We have been having a lot of issues with default commands not being interrupted by commands that are triggered by a whenPressed command. The system is working now, but only because every method in both the default commands and the interrupting commands contain a call to its super method (execute calls super.execute, etc). We have not had to do this in previous years, and I have not noticed it in any of the repositories I have seen on GitHub, or in the documentation. I should also note the setInteruptable is not mentioned in the Screensteps live documentation to my knowledge.
What are we doing wrong, if anything?
Am I missing something?
I encountered this issue last year. See the documentation for how the scheduler works in the command based robot.
Basically, what I’m assuming is that the default command is always running because it is at the end of the list of commands run every cycle.

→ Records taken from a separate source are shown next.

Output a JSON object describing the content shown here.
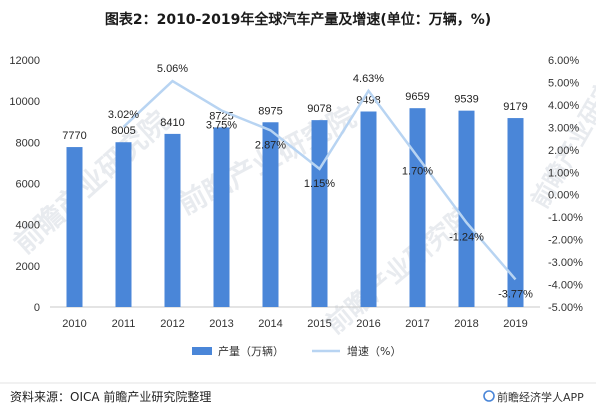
{
  "title": "图表2：2010-2019年全球汽车产量及增速(单位：万辆，%)",
  "source": "资料来源：OICA 前瞻产业研究院整理",
  "brand": "前瞻经济学人APP",
  "watermark": "前瞻产业研究院",
  "colors": {
    "bar": "#4a86d8",
    "line": "#b8d4f2"
  },
  "chart_data": {
    "type": "bar",
    "categories": [
      "2010",
      "2011",
      "2012",
      "2013",
      "2014",
      "2015",
      "2016",
      "2017",
      "2018",
      "2019"
    ],
    "series": [
      {
        "name": "产量（万辆）",
        "type": "bar",
        "axis": "left",
        "values": [
          7770,
          8005,
          8410,
          8725,
          8975,
          9078,
          9498,
          9659,
          9539,
          9179
        ],
        "labels": [
          "7770",
          "8005",
          "8410",
          "8725",
          "8975",
          "9078",
          "9498",
          "9659",
          "9539",
          "9179"
        ]
      },
      {
        "name": "增速（%）",
        "type": "line",
        "axis": "right",
        "values": [
          null,
          3.02,
          5.06,
          3.75,
          2.87,
          1.15,
          4.63,
          1.7,
          -1.24,
          -3.77
        ],
        "labels": [
          "",
          "3.02%",
          "5.06%",
          "3.75%",
          "2.87%",
          "1.15%",
          "4.63%",
          "1.70%",
          "-1.24%",
          "-3.77%"
        ]
      }
    ],
    "y_left": {
      "min": 0,
      "max": 12000,
      "ticks": [
        "0",
        "2000",
        "4000",
        "6000",
        "8000",
        "10000",
        "12000"
      ]
    },
    "y_right": {
      "min": -5,
      "max": 6,
      "ticks": [
        "-5.00%",
        "-4.00%",
        "-3.00%",
        "-2.00%",
        "-1.00%",
        "0.00%",
        "1.00%",
        "2.00%",
        "3.00%",
        "4.00%",
        "5.00%",
        "6.00%"
      ]
    },
    "grid": false,
    "legend_position": "bottom"
  }
}
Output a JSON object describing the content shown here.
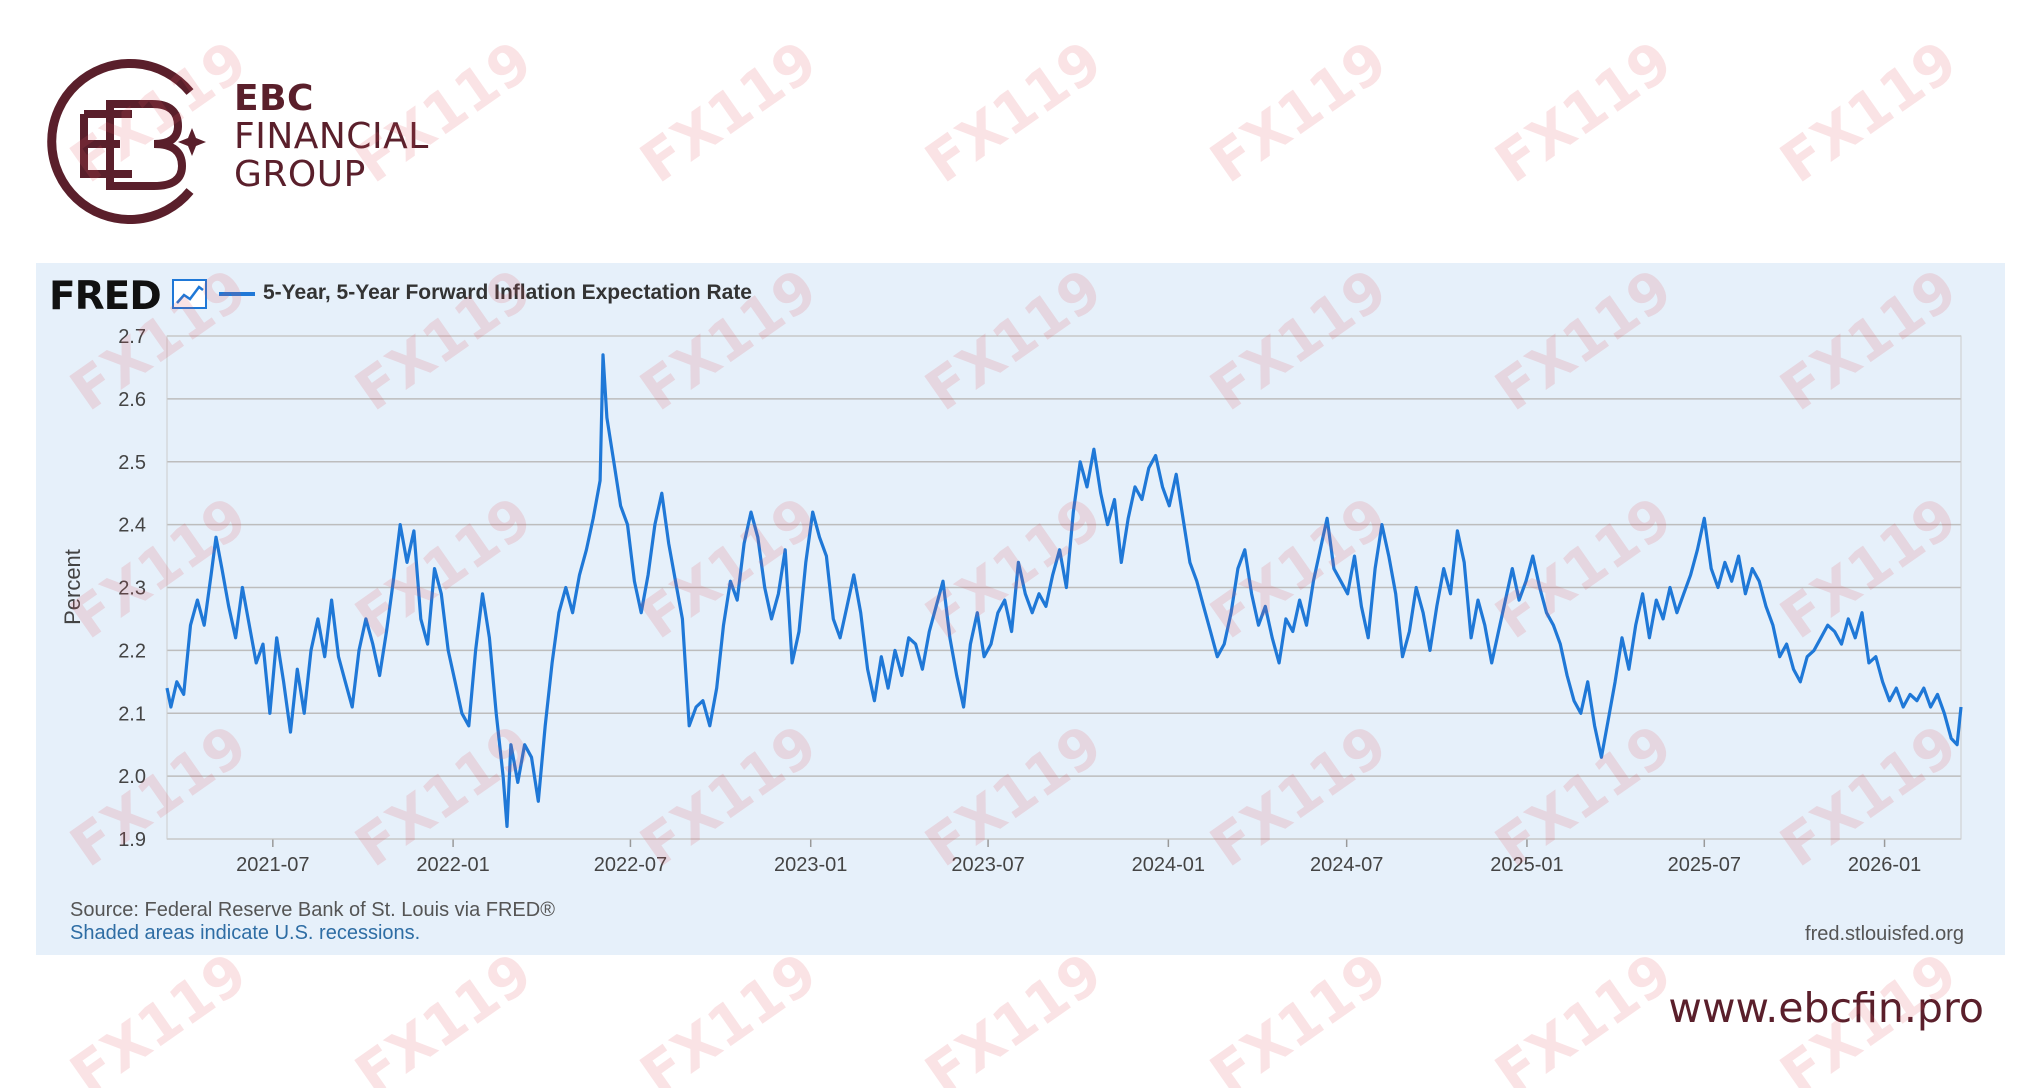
{
  "brand": {
    "line1": "EBC",
    "line2": "FINANCIAL",
    "line3": "GROUP",
    "url": "www.ebcfin.pro",
    "color": "#5a1f2b"
  },
  "fred": {
    "logo_text": "FRED",
    "source": "Source: Federal Reserve Bank of St. Louis via FRED®",
    "recession_note": "Shaded areas indicate U.S. recessions.",
    "site": "fred.stlouisfed.org"
  },
  "watermark": "FX119",
  "chart_data": {
    "type": "line",
    "series": [
      {
        "name": "5-Year, 5-Year Forward Inflation Expectation Rate",
        "color": "#1f78d7",
        "points": [
          [
            "2021-03-15",
            2.14
          ],
          [
            "2021-03-19",
            2.11
          ],
          [
            "2021-03-25",
            2.15
          ],
          [
            "2021-04-01",
            2.13
          ],
          [
            "2021-04-08",
            2.24
          ],
          [
            "2021-04-15",
            2.28
          ],
          [
            "2021-04-22",
            2.24
          ],
          [
            "2021-04-29",
            2.32
          ],
          [
            "2021-05-04",
            2.38
          ],
          [
            "2021-05-10",
            2.33
          ],
          [
            "2021-05-17",
            2.27
          ],
          [
            "2021-05-24",
            2.22
          ],
          [
            "2021-05-31",
            2.3
          ],
          [
            "2021-06-07",
            2.24
          ],
          [
            "2021-06-14",
            2.18
          ],
          [
            "2021-06-21",
            2.21
          ],
          [
            "2021-06-28",
            2.1
          ],
          [
            "2021-07-05",
            2.22
          ],
          [
            "2021-07-12",
            2.15
          ],
          [
            "2021-07-19",
            2.07
          ],
          [
            "2021-07-26",
            2.17
          ],
          [
            "2021-08-02",
            2.1
          ],
          [
            "2021-08-09",
            2.2
          ],
          [
            "2021-08-16",
            2.25
          ],
          [
            "2021-08-23",
            2.19
          ],
          [
            "2021-08-30",
            2.28
          ],
          [
            "2021-09-06",
            2.19
          ],
          [
            "2021-09-13",
            2.15
          ],
          [
            "2021-09-20",
            2.11
          ],
          [
            "2021-09-27",
            2.2
          ],
          [
            "2021-10-04",
            2.25
          ],
          [
            "2021-10-11",
            2.21
          ],
          [
            "2021-10-18",
            2.16
          ],
          [
            "2021-10-25",
            2.23
          ],
          [
            "2021-11-01",
            2.31
          ],
          [
            "2021-11-08",
            2.4
          ],
          [
            "2021-11-15",
            2.34
          ],
          [
            "2021-11-22",
            2.39
          ],
          [
            "2021-11-29",
            2.25
          ],
          [
            "2021-12-06",
            2.21
          ],
          [
            "2021-12-13",
            2.33
          ],
          [
            "2021-12-20",
            2.29
          ],
          [
            "2021-12-27",
            2.2
          ],
          [
            "2022-01-03",
            2.15
          ],
          [
            "2022-01-10",
            2.1
          ],
          [
            "2022-01-17",
            2.08
          ],
          [
            "2022-01-24",
            2.2
          ],
          [
            "2022-01-31",
            2.29
          ],
          [
            "2022-02-07",
            2.22
          ],
          [
            "2022-02-14",
            2.1
          ],
          [
            "2022-02-21",
            2.0
          ],
          [
            "2022-02-25",
            1.92
          ],
          [
            "2022-03-01",
            2.05
          ],
          [
            "2022-03-08",
            1.99
          ],
          [
            "2022-03-15",
            2.05
          ],
          [
            "2022-03-22",
            2.03
          ],
          [
            "2022-03-29",
            1.96
          ],
          [
            "2022-04-05",
            2.08
          ],
          [
            "2022-04-12",
            2.18
          ],
          [
            "2022-04-19",
            2.26
          ],
          [
            "2022-04-26",
            2.3
          ],
          [
            "2022-05-03",
            2.26
          ],
          [
            "2022-05-10",
            2.32
          ],
          [
            "2022-05-17",
            2.36
          ],
          [
            "2022-05-24",
            2.41
          ],
          [
            "2022-05-31",
            2.47
          ],
          [
            "2022-06-03",
            2.67
          ],
          [
            "2022-06-07",
            2.57
          ],
          [
            "2022-06-14",
            2.5
          ],
          [
            "2022-06-21",
            2.43
          ],
          [
            "2022-06-28",
            2.4
          ],
          [
            "2022-07-05",
            2.31
          ],
          [
            "2022-07-12",
            2.26
          ],
          [
            "2022-07-19",
            2.32
          ],
          [
            "2022-07-26",
            2.4
          ],
          [
            "2022-08-02",
            2.45
          ],
          [
            "2022-08-09",
            2.37
          ],
          [
            "2022-08-16",
            2.31
          ],
          [
            "2022-08-23",
            2.25
          ],
          [
            "2022-08-30",
            2.08
          ],
          [
            "2022-09-06",
            2.11
          ],
          [
            "2022-09-13",
            2.12
          ],
          [
            "2022-09-20",
            2.08
          ],
          [
            "2022-09-27",
            2.14
          ],
          [
            "2022-10-04",
            2.24
          ],
          [
            "2022-10-11",
            2.31
          ],
          [
            "2022-10-18",
            2.28
          ],
          [
            "2022-10-25",
            2.37
          ],
          [
            "2022-11-01",
            2.42
          ],
          [
            "2022-11-08",
            2.38
          ],
          [
            "2022-11-15",
            2.3
          ],
          [
            "2022-11-22",
            2.25
          ],
          [
            "2022-11-29",
            2.29
          ],
          [
            "2022-12-06",
            2.36
          ],
          [
            "2022-12-13",
            2.18
          ],
          [
            "2022-12-20",
            2.23
          ],
          [
            "2022-12-27",
            2.34
          ],
          [
            "2023-01-03",
            2.42
          ],
          [
            "2023-01-10",
            2.38
          ],
          [
            "2023-01-17",
            2.35
          ],
          [
            "2023-01-24",
            2.25
          ],
          [
            "2023-01-31",
            2.22
          ],
          [
            "2023-02-07",
            2.27
          ],
          [
            "2023-02-14",
            2.32
          ],
          [
            "2023-02-21",
            2.26
          ],
          [
            "2023-02-28",
            2.17
          ],
          [
            "2023-03-07",
            2.12
          ],
          [
            "2023-03-14",
            2.19
          ],
          [
            "2023-03-21",
            2.14
          ],
          [
            "2023-03-28",
            2.2
          ],
          [
            "2023-04-04",
            2.16
          ],
          [
            "2023-04-11",
            2.22
          ],
          [
            "2023-04-18",
            2.21
          ],
          [
            "2023-04-25",
            2.17
          ],
          [
            "2023-05-02",
            2.23
          ],
          [
            "2023-05-09",
            2.27
          ],
          [
            "2023-05-16",
            2.31
          ],
          [
            "2023-05-23",
            2.22
          ],
          [
            "2023-05-30",
            2.16
          ],
          [
            "2023-06-06",
            2.11
          ],
          [
            "2023-06-13",
            2.21
          ],
          [
            "2023-06-20",
            2.26
          ],
          [
            "2023-06-27",
            2.19
          ],
          [
            "2023-07-04",
            2.21
          ],
          [
            "2023-07-11",
            2.26
          ],
          [
            "2023-07-18",
            2.28
          ],
          [
            "2023-07-25",
            2.23
          ],
          [
            "2023-08-01",
            2.34
          ],
          [
            "2023-08-08",
            2.29
          ],
          [
            "2023-08-15",
            2.26
          ],
          [
            "2023-08-22",
            2.29
          ],
          [
            "2023-08-29",
            2.27
          ],
          [
            "2023-09-05",
            2.32
          ],
          [
            "2023-09-12",
            2.36
          ],
          [
            "2023-09-19",
            2.3
          ],
          [
            "2023-09-26",
            2.42
          ],
          [
            "2023-10-03",
            2.5
          ],
          [
            "2023-10-10",
            2.46
          ],
          [
            "2023-10-17",
            2.52
          ],
          [
            "2023-10-24",
            2.45
          ],
          [
            "2023-10-31",
            2.4
          ],
          [
            "2023-11-07",
            2.44
          ],
          [
            "2023-11-14",
            2.34
          ],
          [
            "2023-11-21",
            2.41
          ],
          [
            "2023-11-28",
            2.46
          ],
          [
            "2023-12-05",
            2.44
          ],
          [
            "2023-12-12",
            2.49
          ],
          [
            "2023-12-19",
            2.51
          ],
          [
            "2023-12-26",
            2.46
          ],
          [
            "2024-01-02",
            2.43
          ],
          [
            "2024-01-09",
            2.48
          ],
          [
            "2024-01-16",
            2.41
          ],
          [
            "2024-01-23",
            2.34
          ],
          [
            "2024-01-30",
            2.31
          ],
          [
            "2024-02-06",
            2.27
          ],
          [
            "2024-02-13",
            2.23
          ],
          [
            "2024-02-20",
            2.19
          ],
          [
            "2024-02-27",
            2.21
          ],
          [
            "2024-03-05",
            2.26
          ],
          [
            "2024-03-12",
            2.33
          ],
          [
            "2024-03-19",
            2.36
          ],
          [
            "2024-03-26",
            2.29
          ],
          [
            "2024-04-02",
            2.24
          ],
          [
            "2024-04-09",
            2.27
          ],
          [
            "2024-04-16",
            2.22
          ],
          [
            "2024-04-23",
            2.18
          ],
          [
            "2024-04-30",
            2.25
          ],
          [
            "2024-05-07",
            2.23
          ],
          [
            "2024-05-14",
            2.28
          ],
          [
            "2024-05-21",
            2.24
          ],
          [
            "2024-05-28",
            2.31
          ],
          [
            "2024-06-04",
            2.36
          ],
          [
            "2024-06-11",
            2.41
          ],
          [
            "2024-06-18",
            2.33
          ],
          [
            "2024-06-25",
            2.31
          ],
          [
            "2024-07-02",
            2.29
          ],
          [
            "2024-07-09",
            2.35
          ],
          [
            "2024-07-16",
            2.27
          ],
          [
            "2024-07-23",
            2.22
          ],
          [
            "2024-07-30",
            2.33
          ],
          [
            "2024-08-06",
            2.4
          ],
          [
            "2024-08-13",
            2.35
          ],
          [
            "2024-08-20",
            2.29
          ],
          [
            "2024-08-27",
            2.19
          ],
          [
            "2024-09-03",
            2.23
          ],
          [
            "2024-09-10",
            2.3
          ],
          [
            "2024-09-17",
            2.26
          ],
          [
            "2024-09-24",
            2.2
          ],
          [
            "2024-10-01",
            2.27
          ],
          [
            "2024-10-08",
            2.33
          ],
          [
            "2024-10-15",
            2.29
          ],
          [
            "2024-10-22",
            2.39
          ],
          [
            "2024-10-29",
            2.34
          ],
          [
            "2024-11-05",
            2.22
          ],
          [
            "2024-11-12",
            2.28
          ],
          [
            "2024-11-19",
            2.24
          ],
          [
            "2024-11-26",
            2.18
          ],
          [
            "2024-12-03",
            2.23
          ],
          [
            "2024-12-10",
            2.28
          ],
          [
            "2024-12-17",
            2.33
          ],
          [
            "2024-12-24",
            2.28
          ],
          [
            "2024-12-31",
            2.31
          ],
          [
            "2025-01-07",
            2.35
          ],
          [
            "2025-01-14",
            2.3
          ],
          [
            "2025-01-21",
            2.26
          ],
          [
            "2025-01-28",
            2.24
          ],
          [
            "2025-02-04",
            2.21
          ],
          [
            "2025-02-11",
            2.16
          ],
          [
            "2025-02-18",
            2.12
          ],
          [
            "2025-02-25",
            2.1
          ],
          [
            "2025-03-04",
            2.15
          ],
          [
            "2025-03-11",
            2.08
          ],
          [
            "2025-03-18",
            2.03
          ],
          [
            "2025-03-25",
            2.09
          ],
          [
            "2025-04-01",
            2.15
          ],
          [
            "2025-04-08",
            2.22
          ],
          [
            "2025-04-15",
            2.17
          ],
          [
            "2025-04-22",
            2.24
          ],
          [
            "2025-04-29",
            2.29
          ],
          [
            "2025-05-06",
            2.22
          ],
          [
            "2025-05-13",
            2.28
          ],
          [
            "2025-05-20",
            2.25
          ],
          [
            "2025-05-27",
            2.3
          ],
          [
            "2025-06-03",
            2.26
          ],
          [
            "2025-06-10",
            2.29
          ],
          [
            "2025-06-17",
            2.32
          ],
          [
            "2025-06-24",
            2.36
          ],
          [
            "2025-07-01",
            2.41
          ],
          [
            "2025-07-08",
            2.33
          ],
          [
            "2025-07-15",
            2.3
          ],
          [
            "2025-07-22",
            2.34
          ],
          [
            "2025-07-29",
            2.31
          ],
          [
            "2025-08-05",
            2.35
          ],
          [
            "2025-08-12",
            2.29
          ],
          [
            "2025-08-19",
            2.33
          ],
          [
            "2025-08-26",
            2.31
          ],
          [
            "2025-09-02",
            2.27
          ],
          [
            "2025-09-09",
            2.24
          ],
          [
            "2025-09-16",
            2.19
          ],
          [
            "2025-09-23",
            2.21
          ],
          [
            "2025-09-30",
            2.17
          ],
          [
            "2025-10-07",
            2.15
          ],
          [
            "2025-10-14",
            2.19
          ],
          [
            "2025-10-21",
            2.2
          ],
          [
            "2025-10-28",
            2.22
          ],
          [
            "2025-11-04",
            2.24
          ],
          [
            "2025-11-11",
            2.23
          ],
          [
            "2025-11-18",
            2.21
          ],
          [
            "2025-11-25",
            2.25
          ],
          [
            "2025-12-02",
            2.22
          ],
          [
            "2025-12-09",
            2.26
          ],
          [
            "2025-12-16",
            2.18
          ],
          [
            "2025-12-23",
            2.19
          ],
          [
            "2025-12-30",
            2.15
          ],
          [
            "2026-01-06",
            2.12
          ],
          [
            "2026-01-13",
            2.14
          ],
          [
            "2026-01-20",
            2.11
          ],
          [
            "2026-01-27",
            2.13
          ],
          [
            "2026-02-03",
            2.12
          ],
          [
            "2026-02-10",
            2.14
          ],
          [
            "2026-02-17",
            2.11
          ],
          [
            "2026-02-24",
            2.13
          ],
          [
            "2026-03-03",
            2.1
          ],
          [
            "2026-03-10",
            2.06
          ],
          [
            "2026-03-16",
            2.05
          ],
          [
            "2026-03-20",
            2.11
          ]
        ]
      }
    ],
    "xlabel": "",
    "ylabel": "Percent",
    "ylim": [
      1.9,
      2.7
    ],
    "yticks": [
      "1.9",
      "2.0",
      "2.1",
      "2.2",
      "2.3",
      "2.4",
      "2.5",
      "2.6",
      "2.7"
    ],
    "xlim": [
      "2021-03-15",
      "2026-03-20"
    ],
    "xticks": [
      "2021-07",
      "2022-01",
      "2022-07",
      "2023-01",
      "2023-07",
      "2024-01",
      "2024-07",
      "2025-01",
      "2025-07",
      "2026-01"
    ],
    "grid": true,
    "legend_position": "top-left"
  }
}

This is probably due to your default command doing something that is always called on each read of that command.
For example, lets say you have a button that just drives your robot forward, but never sets the output to zero in the end command. If your default command always polls the joystick values and you press the button the robot will quickly alternate between going forward and stopping due to always polling the joystick values.
You can solve this by reorganizing how you use each command. In the example above, it can be just poll the joystick after setting a deadband, or setting a static Boolean that other commands will set that will disable the default command if you need to. This is a hard problem to solve if you don’t provide an example since it can get very specific based on your use case.
Here is a link tour our active branch. JoystickDrive is the default command for the chassis and DriveArmWithJoystick is the default one for the arm. The arm overrides are RaiseArmTwo and LowerArmTwo. The chassis override command is the TurnPID in the auto package.
Looking at your code, you call super in start(), initialize(), execute(), end(), and interrupted() for those commands. Does it only work if all methods have that super call?
Something is defiantly strange. I was having this issue on bag day, and got the commands interrupting properly 10 minutes before we had to bag it, so I didn’t have an opportunity to see if it works without calling super in all of them. It seems like it can’t hurt to have them in at this point.
The initialize, execute, end, and interrupted methods are empty in the wpilib command class. I agree with waz that overriding cancel and start are bad, and need a super call.
You have some commands that override start() and cancel(). First, I have never seen a command use case that needed to override these methods (yet) and everything you are doing in those methods would be better placed in initialize() or end(). Second, not calling super from those two overrides would definitely break things. The base implementations of those methods are essential to proper command scheduling. I suspect that this was your original problem.
One final note, if all you want your interrupted() method to do is call end(), you do not need to override interrupted() since the base implementation just calls end(). It didn’t use to do that. It changed two or three years ago.